JDevlieghere edited the summary of this revision. (Show Details)Aug 19 2019, 3:46 PM

Thank you for creating a revision and reviewing this.

I made inline comments on the test harness and Dlang types / qualifiers.

With removal of the Dlang types, where is the appropriate place to put them?
It is not clear to me whether language plugins can replace the functionality in ClangASTContext::GetBuiltinTypeForDWARFEncodingAndBitSize.

Thanks again

lldb/packages/Python/lldbsuite/test/lang/cpp/char8_t/TestCxxChar8_t.py
26 ↗(On Diff #216002)

I believe clang7 requires -fchar8_t, whereas the test harness here passes -std=c++2a ; char8_t is enabled via -std=c++2a beginning in clang-8

"(11): Prior to Clang 8, this feature is not enabled by -std=c++2a, but can be enabled with -fchar8_t. "

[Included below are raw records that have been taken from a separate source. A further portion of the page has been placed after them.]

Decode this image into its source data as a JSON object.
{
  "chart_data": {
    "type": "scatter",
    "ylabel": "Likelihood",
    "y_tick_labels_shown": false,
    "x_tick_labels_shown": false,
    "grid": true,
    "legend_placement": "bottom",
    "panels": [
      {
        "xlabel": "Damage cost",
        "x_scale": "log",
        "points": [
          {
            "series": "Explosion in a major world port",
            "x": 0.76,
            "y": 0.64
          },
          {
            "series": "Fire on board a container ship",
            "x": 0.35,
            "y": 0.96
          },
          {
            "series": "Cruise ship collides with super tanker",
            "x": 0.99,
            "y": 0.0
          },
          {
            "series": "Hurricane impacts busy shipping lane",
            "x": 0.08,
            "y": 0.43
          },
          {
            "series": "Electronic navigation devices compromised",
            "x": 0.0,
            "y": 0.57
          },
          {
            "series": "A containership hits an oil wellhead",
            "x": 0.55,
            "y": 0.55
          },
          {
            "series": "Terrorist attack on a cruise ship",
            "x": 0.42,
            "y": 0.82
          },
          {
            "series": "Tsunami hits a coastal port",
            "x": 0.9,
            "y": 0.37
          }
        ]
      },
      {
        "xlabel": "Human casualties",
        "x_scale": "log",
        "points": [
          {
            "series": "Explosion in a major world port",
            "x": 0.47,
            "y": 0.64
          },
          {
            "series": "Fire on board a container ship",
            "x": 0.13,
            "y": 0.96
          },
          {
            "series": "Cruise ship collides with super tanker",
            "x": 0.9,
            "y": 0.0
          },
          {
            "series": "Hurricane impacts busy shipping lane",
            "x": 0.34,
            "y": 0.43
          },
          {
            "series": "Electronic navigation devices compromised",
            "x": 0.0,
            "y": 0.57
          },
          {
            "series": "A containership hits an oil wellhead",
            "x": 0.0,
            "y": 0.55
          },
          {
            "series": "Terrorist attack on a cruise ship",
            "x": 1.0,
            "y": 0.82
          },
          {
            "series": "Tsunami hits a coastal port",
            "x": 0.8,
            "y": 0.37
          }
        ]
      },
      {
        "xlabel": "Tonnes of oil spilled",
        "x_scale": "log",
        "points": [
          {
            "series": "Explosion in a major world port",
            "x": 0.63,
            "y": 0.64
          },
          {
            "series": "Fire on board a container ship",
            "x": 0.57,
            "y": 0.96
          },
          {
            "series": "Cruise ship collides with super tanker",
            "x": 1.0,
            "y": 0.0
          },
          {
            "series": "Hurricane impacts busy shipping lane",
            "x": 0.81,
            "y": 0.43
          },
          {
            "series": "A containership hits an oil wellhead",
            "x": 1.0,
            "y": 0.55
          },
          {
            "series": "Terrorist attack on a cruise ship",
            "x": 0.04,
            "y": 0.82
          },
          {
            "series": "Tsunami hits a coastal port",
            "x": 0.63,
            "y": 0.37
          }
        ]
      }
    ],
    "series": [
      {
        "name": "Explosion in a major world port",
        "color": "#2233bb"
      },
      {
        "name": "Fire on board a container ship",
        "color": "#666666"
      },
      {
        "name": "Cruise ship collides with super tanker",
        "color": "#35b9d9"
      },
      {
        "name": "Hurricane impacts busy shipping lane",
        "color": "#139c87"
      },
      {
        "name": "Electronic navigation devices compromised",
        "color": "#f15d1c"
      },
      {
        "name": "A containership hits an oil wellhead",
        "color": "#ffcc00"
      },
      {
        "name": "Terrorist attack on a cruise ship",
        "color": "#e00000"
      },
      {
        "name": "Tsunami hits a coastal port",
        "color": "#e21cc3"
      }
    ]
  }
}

https://clang.llvm.org/cxx_status.html#p0482

lldb/source/Symbol/ClangASTContext.cpp
1383–1384 ↗(On Diff #216002)

In LDC (the LLVM D compiler), application of type qualifier immutable or const to a type T defines a new type.
I am not a DWARF expert, but running a sample program through lldb seems to confirm this:

error: need to add support for DW_TAG_base_type 'char' encoded with DW_ATE = 0x10, bit_size = 8
error: need to add support for DW_TAG_base_type 'const(char)' encoded with DW_ATE = 0x10, bit_size = 8
error: need to add support for DW_TAG_base_type 'immutable(char)' encoded with DW_ATE = 0x10, bit_size = 8

Whereas -- interestingly -- the reference compiler DMD encodes them differently (as char, const char, and char; respectively as the DWARF spec I guess has no qualifier for immutable). The LDC behavior is IMO more true to language spec.

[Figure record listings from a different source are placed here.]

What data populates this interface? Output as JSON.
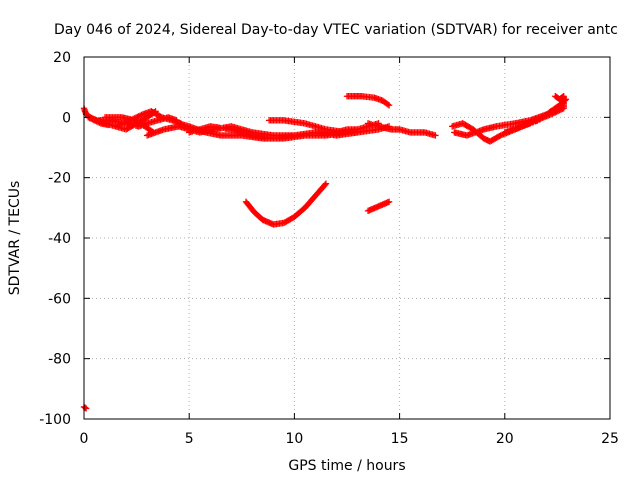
{
  "chart_data": {
    "type": "scatter",
    "title": "Day 046 of 2024, Sidereal Day-to-day VTEC variation (SDTVAR) for receiver antc",
    "xlabel": "GPS time / hours",
    "ylabel": "SDTVAR / TECUs",
    "xlim": [
      0,
      25
    ],
    "ylim": [
      -100,
      20
    ],
    "xticks": [
      0,
      5,
      10,
      15,
      20,
      25
    ],
    "yticks": [
      -100,
      -80,
      -60,
      -40,
      -20,
      0,
      20
    ],
    "grid": true,
    "marker": "+",
    "marker_color": "#ff0000",
    "tracks": [
      [
        [
          0,
          3
        ],
        [
          0.1,
          1
        ],
        [
          0.3,
          0
        ],
        [
          0.6,
          -1
        ],
        [
          1.0,
          -2
        ],
        [
          1.5,
          -3
        ],
        [
          2.0,
          -4
        ],
        [
          2.5,
          -2
        ],
        [
          3.0,
          0
        ],
        [
          3.4,
          2
        ]
      ],
      [
        [
          0.2,
          0
        ],
        [
          0.8,
          -2
        ],
        [
          1.5,
          -3
        ],
        [
          2.2,
          -1
        ],
        [
          2.8,
          1
        ],
        [
          3.2,
          2
        ],
        [
          3.7,
          0
        ],
        [
          4.2,
          -1
        ],
        [
          4.6,
          -2
        ]
      ],
      [
        [
          0.5,
          -1
        ],
        [
          1.2,
          -1
        ],
        [
          2.0,
          -2
        ],
        [
          2.6,
          -3
        ],
        [
          3.0,
          -2
        ],
        [
          3.5,
          -1
        ],
        [
          4.0,
          0
        ],
        [
          4.4,
          -1
        ]
      ],
      [
        [
          1.0,
          0
        ],
        [
          1.8,
          0
        ],
        [
          2.4,
          -1
        ],
        [
          2.9,
          -3
        ],
        [
          3.3,
          -5
        ]
      ],
      [
        [
          3.0,
          -6
        ],
        [
          3.8,
          -4
        ],
        [
          4.5,
          -3
        ],
        [
          5.0,
          -4
        ],
        [
          5.5,
          -5
        ],
        [
          6.2,
          -4
        ],
        [
          7.0,
          -3
        ],
        [
          8.0,
          -5
        ],
        [
          9.0,
          -6
        ],
        [
          10.0,
          -6
        ],
        [
          11.0,
          -5
        ],
        [
          12.0,
          -5
        ],
        [
          12.5,
          -4
        ],
        [
          13.0,
          -4
        ]
      ],
      [
        [
          4.5,
          -2
        ],
        [
          5.0,
          -3
        ],
        [
          5.8,
          -5
        ],
        [
          6.5,
          -6
        ],
        [
          7.5,
          -6
        ],
        [
          8.5,
          -7
        ],
        [
          9.5,
          -7
        ],
        [
          10.5,
          -6
        ],
        [
          11.5,
          -6
        ],
        [
          12.5,
          -5
        ],
        [
          13.5,
          -3
        ],
        [
          14.0,
          -2
        ]
      ],
      [
        [
          5.0,
          -5
        ],
        [
          6.0,
          -3
        ],
        [
          7.0,
          -4
        ],
        [
          8.0,
          -6
        ],
        [
          9.0,
          -7
        ],
        [
          10.0,
          -6
        ],
        [
          11.0,
          -5
        ],
        [
          12.0,
          -6
        ],
        [
          13.0,
          -5
        ],
        [
          14.0,
          -4
        ],
        [
          14.5,
          -3
        ]
      ],
      [
        [
          8.8,
          -1
        ],
        [
          9.5,
          -1
        ],
        [
          10.5,
          -2
        ],
        [
          11.5,
          -4
        ],
        [
          12.5,
          -5
        ],
        [
          13.0,
          -5
        ]
      ],
      [
        [
          13.5,
          -2
        ],
        [
          14.0,
          -3
        ],
        [
          14.6,
          -4
        ],
        [
          15.0,
          -4
        ],
        [
          15.5,
          -5
        ],
        [
          16.2,
          -5
        ],
        [
          16.7,
          -6
        ]
      ],
      [
        [
          12.5,
          7
        ],
        [
          13.2,
          7
        ],
        [
          13.8,
          6.5
        ],
        [
          14.2,
          5.5
        ],
        [
          14.5,
          4
        ]
      ],
      [
        [
          17.5,
          -3
        ],
        [
          18.0,
          -2
        ],
        [
          18.5,
          -4
        ],
        [
          19.0,
          -7
        ],
        [
          19.3,
          -8
        ],
        [
          19.8,
          -6
        ],
        [
          20.5,
          -4
        ],
        [
          21.5,
          -1
        ],
        [
          22.2,
          1
        ],
        [
          22.8,
          3
        ]
      ],
      [
        [
          17.6,
          -5
        ],
        [
          18.2,
          -6
        ],
        [
          19.0,
          -4
        ],
        [
          19.6,
          -3
        ],
        [
          20.5,
          -2
        ],
        [
          21.2,
          -1
        ],
        [
          22.0,
          1
        ],
        [
          22.6,
          4
        ],
        [
          22.8,
          5
        ]
      ],
      [
        [
          20.0,
          -5
        ],
        [
          20.8,
          -3
        ],
        [
          21.6,
          -1
        ],
        [
          22.2,
          2
        ],
        [
          22.7,
          4
        ],
        [
          22.9,
          6
        ]
      ],
      [
        [
          22.4,
          7
        ],
        [
          22.6,
          6
        ],
        [
          22.8,
          7
        ],
        [
          22.8,
          3
        ]
      ],
      [
        [
          7.7,
          -28
        ],
        [
          8.1,
          -31.5
        ],
        [
          8.5,
          -34
        ],
        [
          9.0,
          -35.5
        ],
        [
          9.5,
          -35
        ],
        [
          10.0,
          -33
        ],
        [
          10.5,
          -30
        ],
        [
          11.0,
          -26
        ],
        [
          11.5,
          -22
        ]
      ],
      [
        [
          13.5,
          -31
        ],
        [
          14.0,
          -29.5
        ],
        [
          14.5,
          -28
        ]
      ],
      [
        [
          0.0,
          -96
        ],
        [
          0.1,
          -96.5
        ]
      ]
    ]
  }
}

labath added a subscriber: labath.Aug 20 2019, 1:43 AM
labath added inline comments.
lldb/packages/Python/lldbsuite/test/lang/cpp/char8_t/Makefile
4–6 ↗(On Diff #216008)

Replace with CFLAGS_EXTRAS+=-std=c++2a

lldb/packages/Python/lldbsuite/test/lang/cpp/char8_t/TestCxxChar8_t.py
46 ↗(On Diff #216008)

This comment looks misplaced.

lldb/packages/Python/lldbsuite/test/lang/cpp/char8_t/main.cpp
1–7 ↗(On Diff #216008)

It doesn't look like you actually need a running process for this at all. I think you could just make c8 a global variable and inspect it from the executable image directly (target variable c8).

lldb/source/Plugins/Language/CPlusPlus/CPlusPlusLanguage.cpp
857–862 ↗(On Diff #216008)

It looks like you're also adding formatters for char8_t * and char8_t[N]. I guess those should be tested too...

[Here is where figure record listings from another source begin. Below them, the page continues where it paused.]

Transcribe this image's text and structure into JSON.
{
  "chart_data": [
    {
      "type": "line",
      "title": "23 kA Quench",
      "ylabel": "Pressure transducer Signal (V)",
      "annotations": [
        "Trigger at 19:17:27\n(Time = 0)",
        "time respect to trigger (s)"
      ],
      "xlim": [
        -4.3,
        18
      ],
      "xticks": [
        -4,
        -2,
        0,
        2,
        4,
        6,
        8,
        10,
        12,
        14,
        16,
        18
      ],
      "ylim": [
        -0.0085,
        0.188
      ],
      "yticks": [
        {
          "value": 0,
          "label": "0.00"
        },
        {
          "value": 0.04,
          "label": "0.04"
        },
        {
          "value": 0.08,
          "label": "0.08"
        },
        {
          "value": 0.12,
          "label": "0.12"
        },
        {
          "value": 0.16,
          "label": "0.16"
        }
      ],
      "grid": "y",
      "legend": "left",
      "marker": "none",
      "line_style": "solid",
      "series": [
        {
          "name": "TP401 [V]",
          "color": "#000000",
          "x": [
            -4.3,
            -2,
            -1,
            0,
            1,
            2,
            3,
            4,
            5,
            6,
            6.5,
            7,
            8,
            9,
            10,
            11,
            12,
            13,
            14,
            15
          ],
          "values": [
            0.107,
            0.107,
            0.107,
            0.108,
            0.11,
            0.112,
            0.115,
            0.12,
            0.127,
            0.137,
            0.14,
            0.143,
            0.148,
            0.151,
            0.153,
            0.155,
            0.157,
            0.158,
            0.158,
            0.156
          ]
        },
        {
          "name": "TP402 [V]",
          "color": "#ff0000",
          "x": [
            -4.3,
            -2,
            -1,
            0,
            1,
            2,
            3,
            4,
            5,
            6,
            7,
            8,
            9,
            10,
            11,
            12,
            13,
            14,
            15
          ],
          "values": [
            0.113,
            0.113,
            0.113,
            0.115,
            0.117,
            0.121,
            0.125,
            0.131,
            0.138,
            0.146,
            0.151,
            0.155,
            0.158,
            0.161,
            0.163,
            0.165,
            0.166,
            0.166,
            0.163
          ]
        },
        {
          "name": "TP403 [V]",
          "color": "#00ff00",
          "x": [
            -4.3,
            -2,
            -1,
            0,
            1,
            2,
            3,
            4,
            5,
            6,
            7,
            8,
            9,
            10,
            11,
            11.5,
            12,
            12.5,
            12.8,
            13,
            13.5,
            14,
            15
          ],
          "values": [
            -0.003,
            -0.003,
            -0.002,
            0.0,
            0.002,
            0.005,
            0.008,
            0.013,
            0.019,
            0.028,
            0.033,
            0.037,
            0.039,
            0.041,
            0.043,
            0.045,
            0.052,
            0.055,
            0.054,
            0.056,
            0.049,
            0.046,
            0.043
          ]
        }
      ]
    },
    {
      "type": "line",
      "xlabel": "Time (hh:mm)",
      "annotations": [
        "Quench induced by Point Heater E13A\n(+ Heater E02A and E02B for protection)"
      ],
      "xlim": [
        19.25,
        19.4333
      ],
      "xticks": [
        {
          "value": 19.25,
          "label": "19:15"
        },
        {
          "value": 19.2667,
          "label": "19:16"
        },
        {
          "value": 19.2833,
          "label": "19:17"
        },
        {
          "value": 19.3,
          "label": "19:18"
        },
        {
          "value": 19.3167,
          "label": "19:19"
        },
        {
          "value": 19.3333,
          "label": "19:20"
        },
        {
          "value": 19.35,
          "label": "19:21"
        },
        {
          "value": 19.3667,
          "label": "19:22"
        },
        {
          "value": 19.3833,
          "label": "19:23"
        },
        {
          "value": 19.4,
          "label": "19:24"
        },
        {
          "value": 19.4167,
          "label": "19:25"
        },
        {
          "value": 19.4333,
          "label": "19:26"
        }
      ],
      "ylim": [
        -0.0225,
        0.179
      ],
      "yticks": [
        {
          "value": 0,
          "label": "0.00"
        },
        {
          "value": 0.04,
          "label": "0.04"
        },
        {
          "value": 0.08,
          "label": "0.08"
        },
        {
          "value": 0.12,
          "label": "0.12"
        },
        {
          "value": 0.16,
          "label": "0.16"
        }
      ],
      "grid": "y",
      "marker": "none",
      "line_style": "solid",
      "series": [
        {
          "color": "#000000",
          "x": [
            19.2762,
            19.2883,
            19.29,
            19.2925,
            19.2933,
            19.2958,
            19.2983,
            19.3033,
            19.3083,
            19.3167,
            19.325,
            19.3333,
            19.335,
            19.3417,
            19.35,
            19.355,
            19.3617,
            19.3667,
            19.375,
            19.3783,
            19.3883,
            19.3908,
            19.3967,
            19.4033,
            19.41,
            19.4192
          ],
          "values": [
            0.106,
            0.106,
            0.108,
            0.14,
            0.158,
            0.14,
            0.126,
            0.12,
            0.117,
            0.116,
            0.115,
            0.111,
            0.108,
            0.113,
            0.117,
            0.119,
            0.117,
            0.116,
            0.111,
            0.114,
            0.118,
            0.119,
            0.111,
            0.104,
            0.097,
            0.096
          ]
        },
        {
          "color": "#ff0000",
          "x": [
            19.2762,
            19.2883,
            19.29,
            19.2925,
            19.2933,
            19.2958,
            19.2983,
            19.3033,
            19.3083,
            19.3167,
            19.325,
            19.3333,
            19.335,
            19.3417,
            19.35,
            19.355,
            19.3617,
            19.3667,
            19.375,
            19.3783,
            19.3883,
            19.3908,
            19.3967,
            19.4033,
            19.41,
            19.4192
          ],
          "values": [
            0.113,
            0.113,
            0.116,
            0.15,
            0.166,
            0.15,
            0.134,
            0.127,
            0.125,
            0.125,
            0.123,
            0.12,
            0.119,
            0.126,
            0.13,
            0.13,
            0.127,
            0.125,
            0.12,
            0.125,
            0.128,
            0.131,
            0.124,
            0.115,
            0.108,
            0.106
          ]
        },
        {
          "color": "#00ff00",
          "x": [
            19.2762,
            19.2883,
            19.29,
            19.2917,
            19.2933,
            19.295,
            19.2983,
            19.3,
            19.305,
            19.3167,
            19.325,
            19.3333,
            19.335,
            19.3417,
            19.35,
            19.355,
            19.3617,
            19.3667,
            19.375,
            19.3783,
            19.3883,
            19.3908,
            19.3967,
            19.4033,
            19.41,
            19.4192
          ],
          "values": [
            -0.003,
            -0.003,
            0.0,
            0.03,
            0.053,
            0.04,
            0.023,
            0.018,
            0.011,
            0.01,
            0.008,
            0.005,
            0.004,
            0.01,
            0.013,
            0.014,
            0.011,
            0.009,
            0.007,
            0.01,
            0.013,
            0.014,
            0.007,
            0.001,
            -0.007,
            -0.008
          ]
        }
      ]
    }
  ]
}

JDevlieghere marked an inline comment as done.
  • Address Pavel's comments.

Thank you for creating a revision and reviewing this.

I made inline comments on the test harness and Dlang types / qualifiers.

With removal of the Dlang types, where is the appropriate place to put them?
It is not clear to me whether language plugins can replace the functionality in ClangASTContext::GetBuiltinTypeForDWARFEncodingAndBitSize.

Thanks again

Thanks James. I removed the DLang part from this patch because it's orthogonal to the char8_t support. The changes might be fine but they really should have their own differential and test. I'll try to put up another patch later today if I find the time.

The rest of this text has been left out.